Noch immer stecken nach Expertenschätzungen rund 18 Millionen Tonnen Getreide in ukrainischen Silos fest. Insbesondere für die Bauern, die Mais anbauen, wird es eng. "Im September/Oktober ist die neue Ernte da, und wenn die Exporte nicht drastisch beschleunigt werden, werden Speicherkapazitäten für rund 10 Millionen Tonnen Mais fehlen", warnt Martyschew und fordert internationale Unterstützung, etwa in Form günstiger Kredite insbesondere für kleinere Agrarbetriebe, um provisorische Silos zu bauen, und bei der nächsten Saat den Bauern unter die Arme zu greifen.
Heinz Strubenhoff war langjähriger Agrarexperte der Weltbank in der Ukraine.
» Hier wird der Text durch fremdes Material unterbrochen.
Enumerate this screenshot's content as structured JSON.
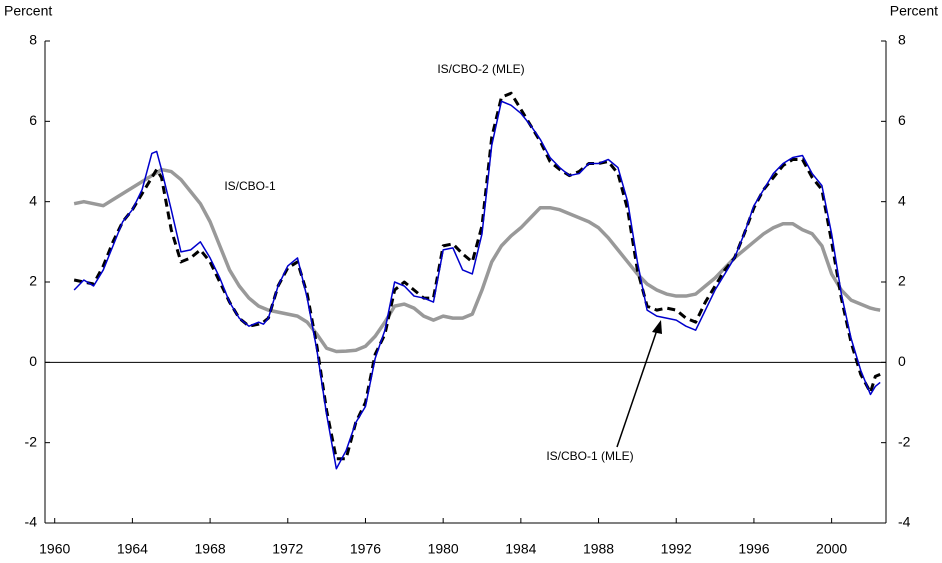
{
  "chart_data": {
    "type": "line",
    "y_label": "Percent",
    "y2_label": "Percent",
    "xlim": [
      1959.5,
      2002.8
    ],
    "xticks": [
      1960,
      1964,
      1968,
      1972,
      1976,
      1980,
      1984,
      1988,
      1992,
      1996,
      2000
    ],
    "ylim": [
      -4,
      8
    ],
    "yticks": [
      -4,
      -2,
      0,
      2,
      4,
      6,
      8
    ],
    "y2lim": [
      -4,
      8
    ],
    "y2ticks": [
      -4,
      -2,
      0,
      2,
      4,
      6,
      8
    ],
    "x": [
      1961,
      1961.5,
      1962,
      1962.5,
      1963,
      1963.5,
      1964,
      1964.5,
      1965,
      1965.25,
      1965.5,
      1966,
      1966.5,
      1967,
      1967.5,
      1968,
      1968.5,
      1969,
      1969.5,
      1970,
      1970.5,
      1970.75,
      1971,
      1971.5,
      1972,
      1972.5,
      1973,
      1973.5,
      1974,
      1974.5,
      1975,
      1975.5,
      1976,
      1976.5,
      1977,
      1977.5,
      1978,
      1978.5,
      1979,
      1979.5,
      1980,
      1980.5,
      1981,
      1981.5,
      1982,
      1982.5,
      1983,
      1983.5,
      1984,
      1984.5,
      1985,
      1985.5,
      1986,
      1986.5,
      1987,
      1987.5,
      1988,
      1988.5,
      1989,
      1989.5,
      1990,
      1990.5,
      1991,
      1991.5,
      1992,
      1992.5,
      1993,
      1993.5,
      1994,
      1994.5,
      1995,
      1995.5,
      1996,
      1996.5,
      1997,
      1997.5,
      1998,
      1998.5,
      1999,
      1999.5,
      2000,
      2000.5,
      2001,
      2001.5,
      2002,
      2002.25,
      2002.5
    ],
    "series": [
      {
        "name": "IS/CBO-1",
        "color": "#999999",
        "style": "solid",
        "width": 3.5,
        "values": [
          3.95,
          4.0,
          3.95,
          3.9,
          4.05,
          4.2,
          4.35,
          4.5,
          4.65,
          4.72,
          4.8,
          4.75,
          4.55,
          4.25,
          3.95,
          3.5,
          2.9,
          2.3,
          1.9,
          1.6,
          1.4,
          1.35,
          1.3,
          1.25,
          1.2,
          1.15,
          1.0,
          0.7,
          0.35,
          0.27,
          0.28,
          0.3,
          0.4,
          0.65,
          1.0,
          1.4,
          1.45,
          1.35,
          1.15,
          1.05,
          1.15,
          1.1,
          1.1,
          1.2,
          1.8,
          2.5,
          2.9,
          3.15,
          3.35,
          3.6,
          3.85,
          3.85,
          3.8,
          3.7,
          3.6,
          3.5,
          3.35,
          3.1,
          2.8,
          2.5,
          2.2,
          1.95,
          1.8,
          1.7,
          1.65,
          1.65,
          1.7,
          1.9,
          2.1,
          2.35,
          2.6,
          2.8,
          3.0,
          3.2,
          3.35,
          3.45,
          3.45,
          3.3,
          3.2,
          2.9,
          2.2,
          1.8,
          1.55,
          1.45,
          1.35,
          1.32,
          1.3
        ]
      },
      {
        "name": "IS/CBO-1 (MLE)",
        "color": "#000000",
        "style": "dashed",
        "width": 3,
        "values": [
          2.05,
          2.0,
          1.95,
          2.4,
          3.0,
          3.5,
          3.8,
          4.2,
          4.6,
          4.8,
          4.6,
          3.3,
          2.5,
          2.6,
          2.8,
          2.5,
          2.0,
          1.5,
          1.1,
          0.9,
          0.95,
          1.0,
          1.1,
          1.9,
          2.35,
          2.5,
          1.7,
          0.4,
          -1.2,
          -2.4,
          -2.4,
          -1.5,
          -1.0,
          0.2,
          0.7,
          1.8,
          2.0,
          1.8,
          1.6,
          1.6,
          2.9,
          2.95,
          2.7,
          2.5,
          3.4,
          5.6,
          6.6,
          6.7,
          6.3,
          5.9,
          5.5,
          5.0,
          4.8,
          4.65,
          4.75,
          4.95,
          4.95,
          5.0,
          4.7,
          3.8,
          2.3,
          1.4,
          1.3,
          1.35,
          1.3,
          1.1,
          1.0,
          1.5,
          1.9,
          2.3,
          2.6,
          3.2,
          3.85,
          4.3,
          4.6,
          4.9,
          5.05,
          5.05,
          4.6,
          4.3,
          3.0,
          1.6,
          0.5,
          -0.3,
          -0.75,
          -0.35,
          -0.3
        ]
      },
      {
        "name": "IS/CBO-2 (MLE)",
        "color": "#0000cc",
        "style": "solid",
        "width": 1.5,
        "values": [
          1.8,
          2.05,
          1.9,
          2.3,
          2.9,
          3.5,
          3.8,
          4.3,
          5.2,
          5.25,
          4.8,
          3.8,
          2.75,
          2.8,
          3.0,
          2.6,
          2.1,
          1.5,
          1.1,
          0.9,
          1.0,
          0.95,
          1.1,
          1.9,
          2.4,
          2.6,
          1.6,
          0.3,
          -1.3,
          -2.65,
          -2.2,
          -1.5,
          -1.1,
          0.1,
          0.8,
          2.0,
          1.9,
          1.65,
          1.6,
          1.5,
          2.8,
          2.85,
          2.3,
          2.2,
          3.2,
          5.4,
          6.5,
          6.4,
          6.2,
          5.9,
          5.55,
          5.1,
          4.85,
          4.65,
          4.7,
          4.95,
          4.95,
          5.05,
          4.85,
          4.0,
          2.5,
          1.3,
          1.15,
          1.1,
          1.05,
          0.9,
          0.8,
          1.3,
          1.8,
          2.2,
          2.6,
          3.2,
          3.9,
          4.3,
          4.7,
          4.95,
          5.1,
          5.15,
          4.7,
          4.4,
          3.2,
          1.7,
          0.6,
          -0.2,
          -0.8,
          -0.6,
          -0.5
        ]
      }
    ]
  }
}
Heute arbeitet er als unabhängiger Experte. Ihm zufolge wird das Getreideabkommen von Istanbul erst dann spürbare Ergebnisse bringen, wenn internationale Partner der Ukraine helfen, die Risikoprämien der Frachtversicherung zu stemmen. "Russland hat ein Interesse daran, dass weiter Unsicherheit herrscht und die Versicherungsprämien hoch bleiben. Die EU und die USA müssten ein Interesse daran haben, die Ukraine bei den Kosten der Rückversicherung der Risiken zu unterstützen und so die Exporte wieder konkurrenzfähig zu machen", meint der Agrarexperte.
Wenn die Wirtschaftlichkeit der Getreideexporte infrage stehe, könnte das viele Bauern in der Ukraine zwingen, mehr Raps oder Sonnenblumen anzubauen, fürchtet Strubenhoff. Damit wäre für die Ernährungssicherheit, die international im Fokus der Bemühungen um ein Getreideabkommen für die Ukraine stand, mittelfristig nichts gewonnen, warnt der Experte.
Dieser Artikel wurde am 22. August 2022 aktualisiert.